Der Bundesgerichtshof hat sich mit Beschluss vom 17.12.2025 (XII ZB 279/25) erneut zum Verhältnis von Umgangsregelung und tatsächlicher Betreuung des Kindes geäußert und dabei eine in der Praxis durchaus relevante Klarstellung getroffen:
„Eine gerichtliche Umgangsregelung, die im Ergebnis zu einer Umkehr der Betreuungsanteile der gemeinsam sorgeberechtigten Eltern und damit zu einer Änderung des Lebensmittelpunkts des Kindes führt, wird vom Gesetz nicht ausgeschlossen (Fortführung der Senatsbeschlüsse BGHZ 214, 31 = FamRZ 2017,532 und vom 27. November 2019 – XII ZB 512/18 – FamRZ 2020, 255).“
Der Entscheidung lässt sich entnehmen, dass eine gerichtliche Umgangsregelung auch dann zulässig ist, wenn sie im Ergebnis zu einer deutlichen Verschiebung der Betreuungsanteile führt und damit faktisch eine Änderung des Lebensmittelpunkts des Kindes eintritt.
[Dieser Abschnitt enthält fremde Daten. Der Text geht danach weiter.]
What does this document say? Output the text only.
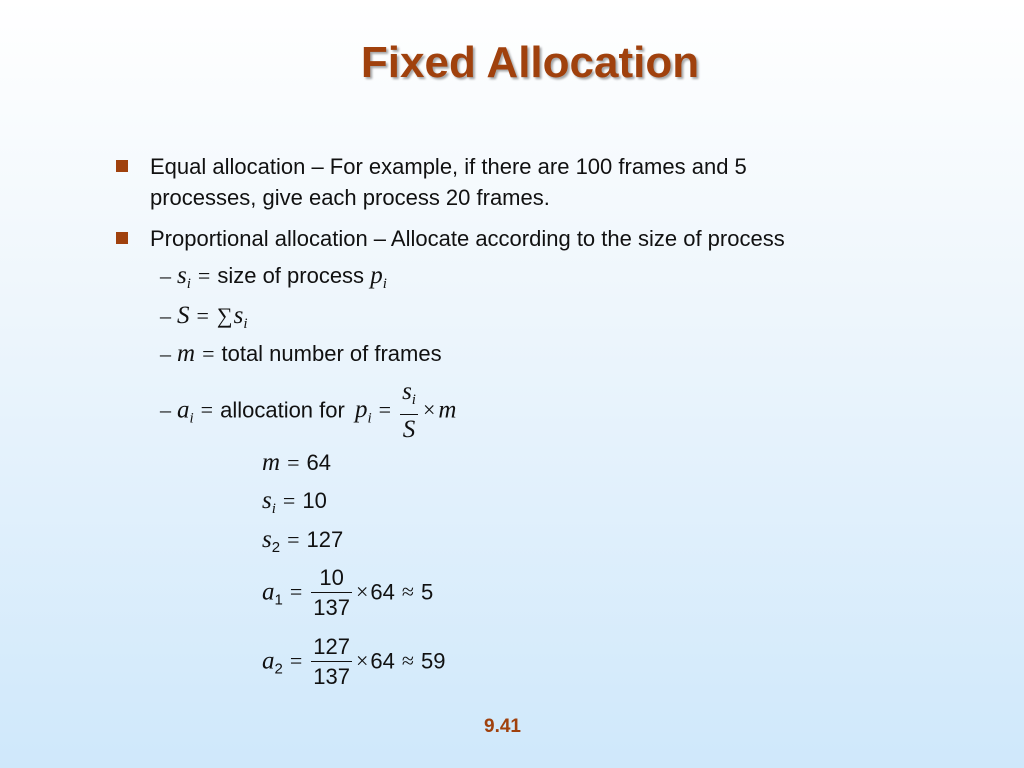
Fixed Allocation
Equal allocation – For example, if there are 100 frames and 5
processes, give each process 20 frames.
Proportional allocation – Allocate according to the size of process
– $s_i$ = size of process $p_i$
– $S = \sum s_i$
– m = total number of frames
– $a_i$ = allocation for $p_i = \frac{s_i}{S} \times m$
m = 64
$s_i = 10$
$s_2 = 127$
$a_1 = \frac{10}{137} \times 64 \approx 5$
$a_2 = \frac{127}{137} \times 64 \approx 59$
9.41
Die Aussage ist deshalb bemerkenswert, weil die Abgrenzung zwischen Umgangsrecht (§ 1684 BGB) und Sorgerecht, insbesondere dem Aufenthaltsbestimmungsrecht, bislang in solchen Konstellationen nicht immer trennscharf gehandhabt wurde. In der Praxis wurde eine nachhaltige Verlagerung des Lebensmittelpunkts häufig als Frage des Sorgerechts behandelt, mit der Folge, dass entsprechende Anträge gestellt werden mussten. Demgegenüber macht der BGH nun deutlich, dass diese Schwelle nicht zwingend überschritten wird, nur weil sich die tatsächlichen Betreuungsverhältnisse erheblich verändern.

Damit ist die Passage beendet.